“We leave here very reassured and very happy with our exchanges,” Mr. Sall told reporters after a three-hour meeting in Sochi (southern Russia), adding that he had found the Russian president “ committed and aware that the crisis and the sanctions create serious problems for weak economies, such as African economies".

Mr. Putin mentioned "several means of facilitating the export, either through the port of Odessa", which must however be demined, or "through the port of Mariupol", which recently resumed service with the conquest of the city by Moscow, or even "by the Danube" or "Belarus", indicated Mr. Sall.

At the start of the interview, Mr. Sall, who was accompanied by the head of the African Union Commission, the Chadian Moussa Faki Mahamat, had asked Vladimir Putin to "realize" that Africa was a "victim" of the situation.

The UN indeed fears "a hurricane of famine", mainly in African countries which imported more than half of their wheat from Ukraine or Russia, especially since no ship can leave Ukrainian ports in reason for the offensive.

Mr Sall pointed out that "the majority of African countries" had "avoided condemning Russia" in two UN votes and that with "Asia, the Middle East as well as Latin America, a good part of humanity" had preferred to stay away from the conflict.

The Senegalese president also noted that food tensions had been aggravated by Western sanctions, which affect Russia's logistics, trade and financial chain.

Because of these punitive measures, "we no longer have access to cereals from Russia, but especially to fertilizers", said Macky Sall, judging that this created "serious threats to food security on the continent".

Vladimir Putin, for his part, did not address this subject in the public part of their meeting.

On the other hand, he recalled the "support" of the Soviet Union to African countries "in the fight against colonization" and praised the development of Russian-African relations.

Soaring prices

The Russian offensive in Ukraine has crippled the food exports of these two agricultural giants.

This led to a spike in the prices of grains and oils, whose prices exceeded those of the Arab Springs of 2011 and the food riots of 2008.

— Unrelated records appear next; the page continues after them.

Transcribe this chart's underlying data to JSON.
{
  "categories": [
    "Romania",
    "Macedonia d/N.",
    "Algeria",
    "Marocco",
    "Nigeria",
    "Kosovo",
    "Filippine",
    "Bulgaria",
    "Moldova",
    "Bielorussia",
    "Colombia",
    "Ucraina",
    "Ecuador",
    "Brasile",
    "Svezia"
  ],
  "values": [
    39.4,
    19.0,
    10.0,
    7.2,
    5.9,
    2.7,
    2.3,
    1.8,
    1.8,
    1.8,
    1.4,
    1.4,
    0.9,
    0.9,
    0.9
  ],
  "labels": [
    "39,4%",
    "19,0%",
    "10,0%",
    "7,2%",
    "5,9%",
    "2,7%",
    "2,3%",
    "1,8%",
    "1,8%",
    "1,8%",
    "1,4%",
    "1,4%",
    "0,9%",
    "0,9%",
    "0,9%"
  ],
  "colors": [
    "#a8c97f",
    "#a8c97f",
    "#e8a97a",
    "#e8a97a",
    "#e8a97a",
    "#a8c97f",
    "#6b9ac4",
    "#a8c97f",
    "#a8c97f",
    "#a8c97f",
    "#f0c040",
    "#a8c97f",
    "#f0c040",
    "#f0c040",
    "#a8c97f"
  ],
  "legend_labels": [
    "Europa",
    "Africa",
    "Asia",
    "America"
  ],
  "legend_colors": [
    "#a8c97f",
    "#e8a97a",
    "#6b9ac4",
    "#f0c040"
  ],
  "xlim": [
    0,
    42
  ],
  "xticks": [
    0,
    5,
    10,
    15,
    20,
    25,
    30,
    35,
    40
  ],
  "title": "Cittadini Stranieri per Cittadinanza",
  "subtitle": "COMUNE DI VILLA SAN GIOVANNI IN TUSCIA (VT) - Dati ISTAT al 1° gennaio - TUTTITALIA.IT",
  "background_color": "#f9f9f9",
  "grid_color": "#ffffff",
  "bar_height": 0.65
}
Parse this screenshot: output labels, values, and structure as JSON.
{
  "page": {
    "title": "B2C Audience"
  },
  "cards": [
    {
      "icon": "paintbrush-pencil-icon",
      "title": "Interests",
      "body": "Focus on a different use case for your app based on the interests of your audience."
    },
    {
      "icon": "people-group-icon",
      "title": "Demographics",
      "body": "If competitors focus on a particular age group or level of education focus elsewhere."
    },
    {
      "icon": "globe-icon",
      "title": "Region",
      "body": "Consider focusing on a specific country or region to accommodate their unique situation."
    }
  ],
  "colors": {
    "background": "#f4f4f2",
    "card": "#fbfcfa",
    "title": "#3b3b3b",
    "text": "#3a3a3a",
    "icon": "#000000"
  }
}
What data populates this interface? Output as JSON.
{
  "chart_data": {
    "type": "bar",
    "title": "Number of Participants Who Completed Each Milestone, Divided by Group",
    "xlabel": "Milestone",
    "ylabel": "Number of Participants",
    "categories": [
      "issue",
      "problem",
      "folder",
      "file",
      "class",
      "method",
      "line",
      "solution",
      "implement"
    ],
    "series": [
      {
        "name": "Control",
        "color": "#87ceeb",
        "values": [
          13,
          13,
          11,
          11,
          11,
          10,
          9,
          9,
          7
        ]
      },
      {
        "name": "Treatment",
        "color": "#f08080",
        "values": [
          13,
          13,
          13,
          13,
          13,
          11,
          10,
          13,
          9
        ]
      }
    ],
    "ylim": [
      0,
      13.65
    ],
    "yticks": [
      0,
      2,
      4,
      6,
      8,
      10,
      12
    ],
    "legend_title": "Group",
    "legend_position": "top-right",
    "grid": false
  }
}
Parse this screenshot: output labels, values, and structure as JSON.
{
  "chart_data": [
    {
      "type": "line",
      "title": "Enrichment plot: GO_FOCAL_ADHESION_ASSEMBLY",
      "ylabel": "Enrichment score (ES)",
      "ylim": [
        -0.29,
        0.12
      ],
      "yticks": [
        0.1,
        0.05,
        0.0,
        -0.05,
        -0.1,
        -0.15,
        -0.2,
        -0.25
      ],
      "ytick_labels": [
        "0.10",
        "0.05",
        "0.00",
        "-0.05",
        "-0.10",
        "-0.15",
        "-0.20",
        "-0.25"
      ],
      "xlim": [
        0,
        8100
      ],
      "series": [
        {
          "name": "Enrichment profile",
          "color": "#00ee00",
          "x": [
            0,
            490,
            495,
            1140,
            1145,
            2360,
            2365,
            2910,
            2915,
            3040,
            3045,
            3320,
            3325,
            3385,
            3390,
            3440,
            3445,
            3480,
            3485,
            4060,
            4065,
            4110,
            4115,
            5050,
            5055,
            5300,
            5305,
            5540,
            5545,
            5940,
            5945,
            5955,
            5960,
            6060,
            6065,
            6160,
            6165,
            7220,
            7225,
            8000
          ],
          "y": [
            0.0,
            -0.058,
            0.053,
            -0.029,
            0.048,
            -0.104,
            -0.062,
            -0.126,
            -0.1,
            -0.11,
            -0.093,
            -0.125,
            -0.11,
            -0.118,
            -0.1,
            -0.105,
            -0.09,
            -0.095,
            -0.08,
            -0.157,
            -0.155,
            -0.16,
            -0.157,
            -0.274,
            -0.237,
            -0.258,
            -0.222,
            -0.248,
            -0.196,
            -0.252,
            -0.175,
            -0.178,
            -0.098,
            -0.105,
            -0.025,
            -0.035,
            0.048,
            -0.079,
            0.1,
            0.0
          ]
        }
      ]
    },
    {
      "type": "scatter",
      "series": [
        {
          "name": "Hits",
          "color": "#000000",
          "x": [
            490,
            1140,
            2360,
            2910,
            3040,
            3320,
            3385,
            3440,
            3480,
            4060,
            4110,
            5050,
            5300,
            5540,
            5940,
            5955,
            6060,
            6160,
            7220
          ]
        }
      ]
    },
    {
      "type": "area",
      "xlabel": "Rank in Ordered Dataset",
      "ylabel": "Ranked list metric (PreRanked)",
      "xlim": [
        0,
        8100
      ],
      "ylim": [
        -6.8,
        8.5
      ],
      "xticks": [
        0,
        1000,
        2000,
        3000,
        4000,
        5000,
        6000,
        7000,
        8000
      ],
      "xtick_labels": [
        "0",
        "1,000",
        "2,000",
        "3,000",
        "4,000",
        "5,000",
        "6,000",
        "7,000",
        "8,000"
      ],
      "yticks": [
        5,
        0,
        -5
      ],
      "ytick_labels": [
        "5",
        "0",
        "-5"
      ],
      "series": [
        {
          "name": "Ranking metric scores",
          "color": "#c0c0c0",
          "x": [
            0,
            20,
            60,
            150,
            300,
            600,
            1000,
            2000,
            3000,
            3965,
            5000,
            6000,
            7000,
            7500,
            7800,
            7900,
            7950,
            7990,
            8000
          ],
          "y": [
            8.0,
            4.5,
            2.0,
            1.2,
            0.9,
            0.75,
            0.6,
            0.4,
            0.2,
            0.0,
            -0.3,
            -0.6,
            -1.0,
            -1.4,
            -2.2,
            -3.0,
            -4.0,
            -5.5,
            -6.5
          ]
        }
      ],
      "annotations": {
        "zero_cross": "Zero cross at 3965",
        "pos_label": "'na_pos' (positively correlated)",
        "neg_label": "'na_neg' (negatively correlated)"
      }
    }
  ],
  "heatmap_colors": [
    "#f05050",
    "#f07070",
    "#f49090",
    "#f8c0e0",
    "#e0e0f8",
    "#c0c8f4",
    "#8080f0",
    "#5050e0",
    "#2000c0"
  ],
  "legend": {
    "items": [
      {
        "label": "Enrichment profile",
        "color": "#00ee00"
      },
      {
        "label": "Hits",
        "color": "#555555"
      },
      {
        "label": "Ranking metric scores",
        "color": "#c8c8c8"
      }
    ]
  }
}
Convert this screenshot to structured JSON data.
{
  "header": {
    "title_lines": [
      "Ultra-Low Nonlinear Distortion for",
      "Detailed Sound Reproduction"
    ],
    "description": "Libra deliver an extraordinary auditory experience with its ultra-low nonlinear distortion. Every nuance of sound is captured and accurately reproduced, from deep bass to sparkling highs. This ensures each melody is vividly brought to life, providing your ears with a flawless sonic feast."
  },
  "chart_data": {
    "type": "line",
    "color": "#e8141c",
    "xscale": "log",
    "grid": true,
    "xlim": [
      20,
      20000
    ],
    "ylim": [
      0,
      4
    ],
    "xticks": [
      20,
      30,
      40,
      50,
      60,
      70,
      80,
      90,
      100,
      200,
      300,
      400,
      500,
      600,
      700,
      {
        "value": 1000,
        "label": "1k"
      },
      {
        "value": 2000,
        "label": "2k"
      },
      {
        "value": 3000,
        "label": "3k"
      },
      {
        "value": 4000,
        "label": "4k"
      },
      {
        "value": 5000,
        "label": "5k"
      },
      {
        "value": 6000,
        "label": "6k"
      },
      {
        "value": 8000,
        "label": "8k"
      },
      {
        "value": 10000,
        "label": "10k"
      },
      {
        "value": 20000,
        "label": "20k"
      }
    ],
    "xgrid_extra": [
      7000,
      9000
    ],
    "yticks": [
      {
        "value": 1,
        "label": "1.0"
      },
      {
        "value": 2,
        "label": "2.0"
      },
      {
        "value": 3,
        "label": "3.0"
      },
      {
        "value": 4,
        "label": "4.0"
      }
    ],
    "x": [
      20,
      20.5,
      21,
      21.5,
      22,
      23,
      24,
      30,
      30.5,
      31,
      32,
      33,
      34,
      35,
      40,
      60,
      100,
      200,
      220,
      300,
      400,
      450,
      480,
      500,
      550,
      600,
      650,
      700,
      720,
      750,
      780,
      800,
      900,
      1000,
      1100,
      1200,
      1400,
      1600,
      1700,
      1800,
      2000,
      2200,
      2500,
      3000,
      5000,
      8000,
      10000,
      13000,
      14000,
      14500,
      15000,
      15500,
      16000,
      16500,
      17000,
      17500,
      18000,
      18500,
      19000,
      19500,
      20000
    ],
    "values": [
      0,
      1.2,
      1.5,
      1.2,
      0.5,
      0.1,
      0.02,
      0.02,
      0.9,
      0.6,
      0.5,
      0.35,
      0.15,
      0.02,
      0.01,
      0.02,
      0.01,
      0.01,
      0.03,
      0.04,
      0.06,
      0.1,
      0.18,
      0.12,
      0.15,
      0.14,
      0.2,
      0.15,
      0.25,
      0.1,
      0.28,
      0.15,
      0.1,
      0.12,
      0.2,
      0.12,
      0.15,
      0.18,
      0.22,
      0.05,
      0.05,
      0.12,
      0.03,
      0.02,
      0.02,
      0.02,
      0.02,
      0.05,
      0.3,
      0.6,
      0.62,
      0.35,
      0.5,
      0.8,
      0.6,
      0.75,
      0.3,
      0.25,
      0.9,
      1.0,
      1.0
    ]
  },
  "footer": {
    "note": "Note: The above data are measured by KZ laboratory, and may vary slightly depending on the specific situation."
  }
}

The UN Food and Agriculture Program (FAO) has indicated that an additional eight to 13 million people could suffer from undernutrition worldwide if the crisis continues.

However, the lights are red, no more ships leaving Ukraine, which was also the fourth exporter of corn, on the way to becoming the third largest exporter of wheat and alone provided 50% of the world trade in seeds and oil. of sunflower before the conflict.

Moscow says the blockage is not its fault, nor the result of the presence of its war fleet off Ukraine, but is the result of kyiv mining Ukrainian ports.

In addition, Russian grain exports are largely blocked due to logistical and financial sanctions imposed by the West to punish Russia.

To prevent the crisis from continuing, the Kremlin has called for the lifting of sanctions and the demining of Ukrainian ports, a position denounced as "blackmail" by kyiv.

On Monday, Vladimir Putin however said he was ready to work with Turkey for the establishment of "maritime corridors" allowing the free movement of goods in the Black Sea, including "cereals from Ukrainian ports".

The head of Russian diplomacy, Sergei Lavrov, will be in Turkey on June 8 to discuss with his counterpart Mevlüt Cavusoglu the establishment of these corridors.